The true story of Twiggy and her extraordinary life is difficult to resist. Yes, the play has been larded by Ben Elton with a seam of social and political issues and, even today, the former stand-up comic and Leftie cannot resist a little bit of Tory-bashing here and there. ‘What is levelling up anyway?’ asks one character, as the audience cheers.
Elsewhere, we get little lectures on how women are judged by their bodies, how the working classes had a brief, shining reprieve in the 1960s before being horribly oppressed again, the rise of toxic masculinity and how sexism historically held women back – neatly overlooking the irony that nine of the 12 key creative jobs on Close-Up are taken by men.
But it cannot be denied that Dame Twiggy is having a moment. The world’s first supermodel celebrated her 74th birthday this month, and is just as gorgeous, popular and admired today as she was more than 50 years ago.
In an interview she gave in America in 1983, she said: ‘I wonder if I will still be called Twiggy when I am 85.’

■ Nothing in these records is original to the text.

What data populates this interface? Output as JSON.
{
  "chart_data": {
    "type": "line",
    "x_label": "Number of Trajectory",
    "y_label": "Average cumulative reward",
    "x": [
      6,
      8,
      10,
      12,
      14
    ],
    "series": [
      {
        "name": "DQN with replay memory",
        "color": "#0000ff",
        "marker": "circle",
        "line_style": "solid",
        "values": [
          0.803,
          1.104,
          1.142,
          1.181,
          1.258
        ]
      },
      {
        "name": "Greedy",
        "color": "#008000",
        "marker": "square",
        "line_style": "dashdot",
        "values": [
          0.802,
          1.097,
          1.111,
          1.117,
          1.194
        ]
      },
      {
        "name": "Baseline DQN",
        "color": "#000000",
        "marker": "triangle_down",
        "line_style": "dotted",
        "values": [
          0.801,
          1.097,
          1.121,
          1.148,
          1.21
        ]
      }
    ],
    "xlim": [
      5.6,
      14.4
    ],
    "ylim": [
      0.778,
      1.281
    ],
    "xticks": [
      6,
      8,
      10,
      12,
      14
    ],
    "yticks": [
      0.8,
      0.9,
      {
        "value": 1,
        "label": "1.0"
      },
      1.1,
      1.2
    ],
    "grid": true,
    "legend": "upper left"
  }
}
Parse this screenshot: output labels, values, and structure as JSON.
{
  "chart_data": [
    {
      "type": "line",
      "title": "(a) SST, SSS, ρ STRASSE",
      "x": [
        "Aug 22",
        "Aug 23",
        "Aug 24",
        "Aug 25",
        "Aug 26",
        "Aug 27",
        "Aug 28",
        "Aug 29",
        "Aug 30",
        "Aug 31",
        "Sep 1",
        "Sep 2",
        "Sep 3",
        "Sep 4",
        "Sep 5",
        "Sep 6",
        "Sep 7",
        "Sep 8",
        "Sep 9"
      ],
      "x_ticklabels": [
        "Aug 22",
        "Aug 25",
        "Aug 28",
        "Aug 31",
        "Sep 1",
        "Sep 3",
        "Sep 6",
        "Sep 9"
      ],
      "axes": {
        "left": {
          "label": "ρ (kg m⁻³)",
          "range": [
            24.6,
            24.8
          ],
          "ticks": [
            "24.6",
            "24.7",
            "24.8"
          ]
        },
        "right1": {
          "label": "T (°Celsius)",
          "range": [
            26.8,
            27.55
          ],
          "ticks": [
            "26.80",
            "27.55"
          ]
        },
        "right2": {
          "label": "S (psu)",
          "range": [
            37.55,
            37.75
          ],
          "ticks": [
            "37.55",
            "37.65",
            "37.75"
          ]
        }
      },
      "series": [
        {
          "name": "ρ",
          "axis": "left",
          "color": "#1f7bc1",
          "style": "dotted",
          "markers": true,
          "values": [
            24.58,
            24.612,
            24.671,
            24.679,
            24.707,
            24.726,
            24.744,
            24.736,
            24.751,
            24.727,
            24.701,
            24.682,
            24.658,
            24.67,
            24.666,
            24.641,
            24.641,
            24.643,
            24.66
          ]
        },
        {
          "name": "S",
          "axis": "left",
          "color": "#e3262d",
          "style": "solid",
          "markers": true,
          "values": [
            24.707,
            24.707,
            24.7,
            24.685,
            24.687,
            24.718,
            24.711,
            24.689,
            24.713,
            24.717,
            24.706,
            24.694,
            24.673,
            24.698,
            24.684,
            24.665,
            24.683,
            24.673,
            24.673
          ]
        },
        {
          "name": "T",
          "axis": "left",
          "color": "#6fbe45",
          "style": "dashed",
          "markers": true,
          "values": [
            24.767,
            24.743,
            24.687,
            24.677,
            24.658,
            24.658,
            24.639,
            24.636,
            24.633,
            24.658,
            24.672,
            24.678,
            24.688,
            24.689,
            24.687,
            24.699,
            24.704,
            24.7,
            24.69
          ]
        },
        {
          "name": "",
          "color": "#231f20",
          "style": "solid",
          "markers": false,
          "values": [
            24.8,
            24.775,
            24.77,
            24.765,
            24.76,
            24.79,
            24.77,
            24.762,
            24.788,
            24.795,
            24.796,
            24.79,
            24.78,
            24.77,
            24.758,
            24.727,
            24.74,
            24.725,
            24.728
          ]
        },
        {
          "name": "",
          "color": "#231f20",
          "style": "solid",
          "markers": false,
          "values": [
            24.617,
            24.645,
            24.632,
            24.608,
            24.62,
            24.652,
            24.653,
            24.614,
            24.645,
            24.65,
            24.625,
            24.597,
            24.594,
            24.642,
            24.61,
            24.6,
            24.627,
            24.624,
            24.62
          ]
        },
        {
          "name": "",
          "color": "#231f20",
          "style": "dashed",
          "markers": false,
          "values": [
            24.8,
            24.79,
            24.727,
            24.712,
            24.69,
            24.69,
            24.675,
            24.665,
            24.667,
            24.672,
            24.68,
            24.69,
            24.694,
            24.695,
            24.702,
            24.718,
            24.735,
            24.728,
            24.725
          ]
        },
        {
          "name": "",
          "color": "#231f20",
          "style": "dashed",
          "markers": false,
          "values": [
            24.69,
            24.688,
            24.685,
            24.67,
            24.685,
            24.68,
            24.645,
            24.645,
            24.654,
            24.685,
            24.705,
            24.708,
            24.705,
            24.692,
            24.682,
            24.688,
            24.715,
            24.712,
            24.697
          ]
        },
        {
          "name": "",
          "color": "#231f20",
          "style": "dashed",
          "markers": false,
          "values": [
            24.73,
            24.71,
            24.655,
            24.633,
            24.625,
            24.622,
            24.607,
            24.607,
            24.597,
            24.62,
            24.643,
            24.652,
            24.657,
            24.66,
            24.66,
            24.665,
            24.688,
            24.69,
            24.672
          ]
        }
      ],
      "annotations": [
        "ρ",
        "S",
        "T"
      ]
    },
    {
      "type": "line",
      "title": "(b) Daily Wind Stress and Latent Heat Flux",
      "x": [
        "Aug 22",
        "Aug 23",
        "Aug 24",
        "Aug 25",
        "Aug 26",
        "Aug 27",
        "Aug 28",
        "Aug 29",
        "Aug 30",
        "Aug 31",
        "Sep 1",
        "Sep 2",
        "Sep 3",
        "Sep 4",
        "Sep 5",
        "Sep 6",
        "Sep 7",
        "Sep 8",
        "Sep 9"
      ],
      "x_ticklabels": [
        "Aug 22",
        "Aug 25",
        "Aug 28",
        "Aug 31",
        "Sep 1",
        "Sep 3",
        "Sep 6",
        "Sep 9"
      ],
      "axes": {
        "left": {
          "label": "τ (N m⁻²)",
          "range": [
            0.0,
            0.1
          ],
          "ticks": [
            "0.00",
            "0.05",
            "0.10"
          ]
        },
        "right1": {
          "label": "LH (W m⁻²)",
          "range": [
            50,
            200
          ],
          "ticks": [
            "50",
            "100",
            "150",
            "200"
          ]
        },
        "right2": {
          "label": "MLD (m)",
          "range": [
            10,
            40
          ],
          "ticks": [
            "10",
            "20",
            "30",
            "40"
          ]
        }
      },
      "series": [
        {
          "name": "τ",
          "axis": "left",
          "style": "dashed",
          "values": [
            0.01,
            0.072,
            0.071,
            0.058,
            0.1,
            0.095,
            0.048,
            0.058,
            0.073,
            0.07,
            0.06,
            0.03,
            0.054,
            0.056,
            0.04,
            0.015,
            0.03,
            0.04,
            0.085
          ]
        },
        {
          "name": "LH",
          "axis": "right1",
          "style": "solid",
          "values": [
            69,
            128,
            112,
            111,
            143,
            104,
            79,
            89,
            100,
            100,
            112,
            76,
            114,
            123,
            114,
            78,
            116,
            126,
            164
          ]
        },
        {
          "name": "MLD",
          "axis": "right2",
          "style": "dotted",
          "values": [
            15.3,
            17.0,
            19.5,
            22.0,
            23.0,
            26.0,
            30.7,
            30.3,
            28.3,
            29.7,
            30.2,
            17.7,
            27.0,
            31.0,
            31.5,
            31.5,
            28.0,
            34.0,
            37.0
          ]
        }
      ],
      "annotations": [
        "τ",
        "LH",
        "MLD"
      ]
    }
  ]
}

The answer to that seems to be yes, for what could stop her now? Dame Twiggy was recently on the red carpet at the launch of Vogue World, a celebration of British culture and fashion; she is currently making a documentary about her life; and she is also recording a new album.
‘I think I’ve been lucky, but I’ve also known when to pursue an opportunity,’ she said back in the 1980s.
Twiggy The Musical might be the greatest accolade of all, but who deserves it more than ‘Twig the wonder kid’, as David Bowie once called her?
She is an icon undimmed, the heroine of her own remarkable life, someone who refused to be capsized by difficulties and who seized her chances when they came along.
Cue Girl On Fire by Alicia Keys. And take a bow, Dame Twiggy.
- Close-Up: The Twiggy Musical is on at the Menier Chocolate Factory in London until November 18.